South Korea’s Kospi was ahead 0.45% at 2,091.87, while the Hang Seng Index in Hong Kong rose 0.23% to 28,619.62.
The blue-chip technology stocks were mixed in Seoul, with Samsung Electronics up 0.86% and chipmaker SK Hynix down 0.13%.
Leading the business pages on the Korean peninsula was Bank of America Merrill Lynch’s South Korean branch, which was told it was being fined KRW 175m ($0.15m) by the Korea Exchange for irregular trading.
Oil prices were higher as the region went to bed, with Brent crude last up 0.33% at $66.70 per barrel, and West Texas Intermediate rising 0.35% to $59.79.
In Australia, the S&P/ASX 200 slipped 0.18% to close at 6,641.00.
Major miner Rio Tinto was down 0.64% in Sydney trading, after the company reported a delay and a cost blowout at its underground copper mine in Mongolia.
The firm also said iron ore shipments were down 3.5% in the second quarter, which it put down to cyclone-related disruptions earlier in the year.

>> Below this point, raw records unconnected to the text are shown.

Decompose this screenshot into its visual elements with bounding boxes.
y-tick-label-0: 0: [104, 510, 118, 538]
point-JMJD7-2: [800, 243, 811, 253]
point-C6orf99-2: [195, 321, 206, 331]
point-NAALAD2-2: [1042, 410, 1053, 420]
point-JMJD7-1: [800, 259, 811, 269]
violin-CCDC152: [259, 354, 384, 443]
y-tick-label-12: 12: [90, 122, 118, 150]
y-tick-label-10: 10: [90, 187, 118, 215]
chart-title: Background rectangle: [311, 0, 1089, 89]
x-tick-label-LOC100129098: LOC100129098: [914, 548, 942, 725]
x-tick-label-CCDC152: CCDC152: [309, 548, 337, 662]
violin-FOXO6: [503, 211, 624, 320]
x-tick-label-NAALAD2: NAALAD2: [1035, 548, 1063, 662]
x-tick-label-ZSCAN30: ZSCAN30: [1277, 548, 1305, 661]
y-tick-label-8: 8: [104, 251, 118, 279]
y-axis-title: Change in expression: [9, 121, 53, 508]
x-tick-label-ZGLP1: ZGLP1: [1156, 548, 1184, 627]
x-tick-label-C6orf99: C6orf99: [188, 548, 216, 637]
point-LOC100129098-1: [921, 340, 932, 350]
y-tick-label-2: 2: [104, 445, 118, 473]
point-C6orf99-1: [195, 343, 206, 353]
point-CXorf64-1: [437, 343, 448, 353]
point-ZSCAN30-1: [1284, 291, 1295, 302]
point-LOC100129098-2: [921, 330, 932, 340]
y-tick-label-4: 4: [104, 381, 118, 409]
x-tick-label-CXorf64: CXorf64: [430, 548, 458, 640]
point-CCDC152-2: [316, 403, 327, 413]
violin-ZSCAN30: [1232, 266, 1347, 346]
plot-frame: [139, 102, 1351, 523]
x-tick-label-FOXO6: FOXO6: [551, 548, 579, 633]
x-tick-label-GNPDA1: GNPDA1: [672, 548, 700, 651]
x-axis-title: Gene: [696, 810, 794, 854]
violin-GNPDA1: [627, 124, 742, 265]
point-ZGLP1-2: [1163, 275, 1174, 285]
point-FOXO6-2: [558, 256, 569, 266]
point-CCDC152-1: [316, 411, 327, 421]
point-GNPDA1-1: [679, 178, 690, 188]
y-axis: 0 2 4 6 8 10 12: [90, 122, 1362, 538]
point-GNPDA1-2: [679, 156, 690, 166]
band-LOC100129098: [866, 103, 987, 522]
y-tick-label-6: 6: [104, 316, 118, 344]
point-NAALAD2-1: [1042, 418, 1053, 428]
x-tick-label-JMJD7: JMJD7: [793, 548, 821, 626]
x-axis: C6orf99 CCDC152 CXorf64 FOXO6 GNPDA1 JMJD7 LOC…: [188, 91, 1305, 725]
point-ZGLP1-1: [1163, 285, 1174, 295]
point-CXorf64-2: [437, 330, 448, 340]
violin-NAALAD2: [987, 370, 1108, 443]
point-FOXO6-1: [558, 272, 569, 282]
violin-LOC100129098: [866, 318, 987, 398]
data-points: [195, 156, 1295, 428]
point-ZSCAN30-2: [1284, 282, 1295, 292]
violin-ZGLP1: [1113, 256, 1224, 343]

During the Sydney session, the Reserve Bank of Australia released the minutes of its monetary policy meeting in July, which showed it was prepared to move on interest rates if necessary.
“The board would continue to monitor developments in the labour market closely and adjust monetary policy if needed to support sustainable growth in the economy and the achievement of the inflation target over time,” the minutes read.
“Lower interest rates would provide more Australians with jobs and assist with achieving more assured progress towards the inflation target.”
London Capital Group senior market analyst Ipek Ozkardeskaya said the RBA would be watching developments in China carefully, given the close ties between the two economies.
“Stocks in Australia treaded water, even though the Reserve Bank of Australia meeting minutes showed that policymakers are ready to pull the interest rates lower to boost growth as the slowdown in China, Australia’s largest trading partner, weighs on its economy.”
Across the Tasman Sea, New Zealand’s S&P/NZX 50 was down 0.1% at 10,651.20, led lower by airport operator AIAL, which was off 2.3%.
Both of the down under dollars were weaker on the greenback, with the Aussie last off 0.21% at AUD 1.4236, and the Kiwi retreating 0.02% to NZD 1.4886.